6. Any person, partnership, corporation, company, trust or association, or any agent or employee thereof who intentionally engages in fraud, deception, concealment, suppression, false pretense or fictitious or pretended purchase or sale, or who makes any material false representation or statement with intent to deceive or defraud, while engaged in inducing or promoting the issuance, distribution, exchange, sale, negotiation or purchase within or from this state of any securities or commodities, as defined in this article, and thereby wrongfully obtains property of a value in excess of two hundred fifty dollars, shall be guilty of a class E felony.

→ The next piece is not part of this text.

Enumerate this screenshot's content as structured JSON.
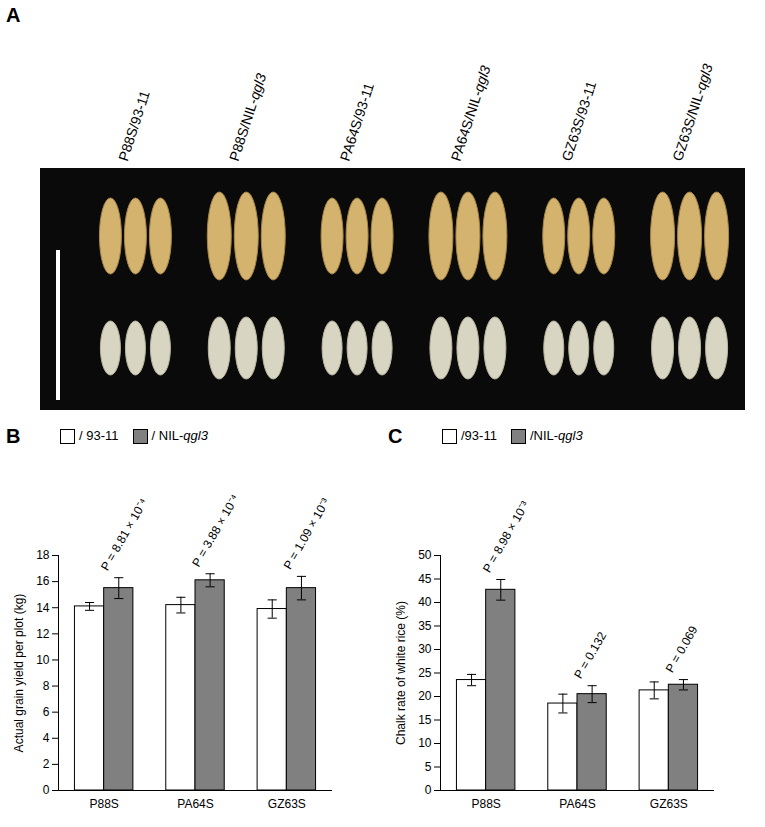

However, it is not surprising after reading the foregoing statute, which is otherwise known as the "Martin Act" that the New York state and federal courts that have had occasion to construe it have found that it does not permit a private cause of action to be maintained — rather it provides the New York Attorney General with the sole discretion to pursue securities violations within or from the state of New York. See In re Bayou Hedge Fund Litigation, 534 F. Supp. 2d 405, 421 (S.D. N.Y. 2007);CPC International, Inc. v. McKesson Corp., 70 N.Y. 2d 268, 276, 514 N.E. 2d 116, 118-119, 519 N.Y.S. 2d 804, 806-807 (1987). Accordingly, as the plaintiff here cannot maintain her private cause of action under the New York law, we shall dismiss Count IX of the complaint with prejudice for failure to state a claim upon which relief may be granted.
5. Count XI — Punitive Damages
The defendants also move for dismissal of Count XI (which should properly be delineated as Count X) because Pennsylvania does not recognize an independent cause of action for punitive damages. Plaintiff (quite properly) agrees with this argument and thus Count XI shall likewise be dismissed for failure to state a cause of action.
It is for all of the foregoing reasons that the motions to dismiss are granted in part and denied in part pursuant to the attached order.